# The rapidity of the FTL expansion of space

1. Apr 13, 2015

### AlexDB9

If the expansion of space in the macrolevel is faster than the speed of light then it should have "more" than infinite rapidity. How does that work out?

Thanks.

2. Apr 13, 2015

### George Jones

Staff Emeritus
Actually, the recession speeds in cosmology are, in special relativity, analogous to rapidity rather than speed.

3. Apr 13, 2015

### AlexDB9

I understand that, but how faster than light avoids transfinite, or "more" than infinite, rapidity?

4. Apr 13, 2015

### George Jones

Staff Emeritus
As light has infinite rapidity, in this view, there is no faster than light expansion.

5. Apr 13, 2015

### AlexDB9

But I thought it is proven, or at least largely believed, that space expansion is faster than light at the greatest scales. Quote from Wikipedia: "Two reference frames that are globally separated can be moving apart faster than light without violating special relativity". So rapidity ceases to be valid here?

6. Apr 13, 2015

### George Jones

Staff Emeritus
Since speed = distance/time, the definition of "speed" depends on the definitions of "distance" and "time". The definitions used in special relativity do not generalize easily to the curved spacetimes of cosmology. The definitions used in cosmology are, however, easily applied in special relativity.
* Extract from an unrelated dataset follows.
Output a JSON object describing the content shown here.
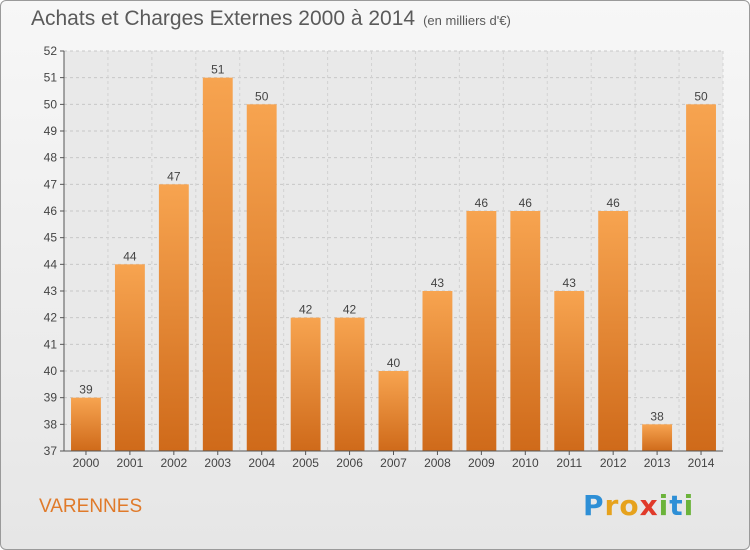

When this done, speed turns out to rapidity!

7. Apr 13, 2015

### Khashishi

Expansion is best represented by a scaling factor and not a speed. It acts as a multiplicative factor on distances. If two "comoving" points are separated by a distance of 2 light years at time t, and the distance becomes 2.1 light years at time (t+1year), then the same rate of expansion will take a distance of 200 light years to 210 light years. That's an increase of 10 light years in 1 year, or "faster than the speed of light". But any rate of expansion will have a "faster than light" increase in distance if you start with a large enough distance between points. Of course, the speed of light limit only applies to the relative speed of two objects at the same point in space, not two distant points.

8. Apr 13, 2015

### soothsayer

As far as I understand it, for two distant points in space, like two far off galaxies, unless there is motion between the two relative to the expansion of space, then there is no relative rapidity or velocity between the two. I.e, you wouldn't have a Lorentz boost between their frames.

9. Apr 13, 2015

### Staff: Mentor

While this phrasing is common, it's misleading. The easiest way to see how it's misleading is to observe that, by this definition of "faster than light", light itself can move faster than light! That is, if we take a galaxy that is further from us than our current Hubble radius, so that it is moving away from us "faster than light", and look at light emitted by this galaxy in the direction away from us, the galaxy will not "outrun" the light; the light will "outrun" the galaxy, i.e., it will move away from us faster than the galaxy itself does. So nothing actually moves faster than light in any invariant sense; no object outruns a light beam in its local vicinity.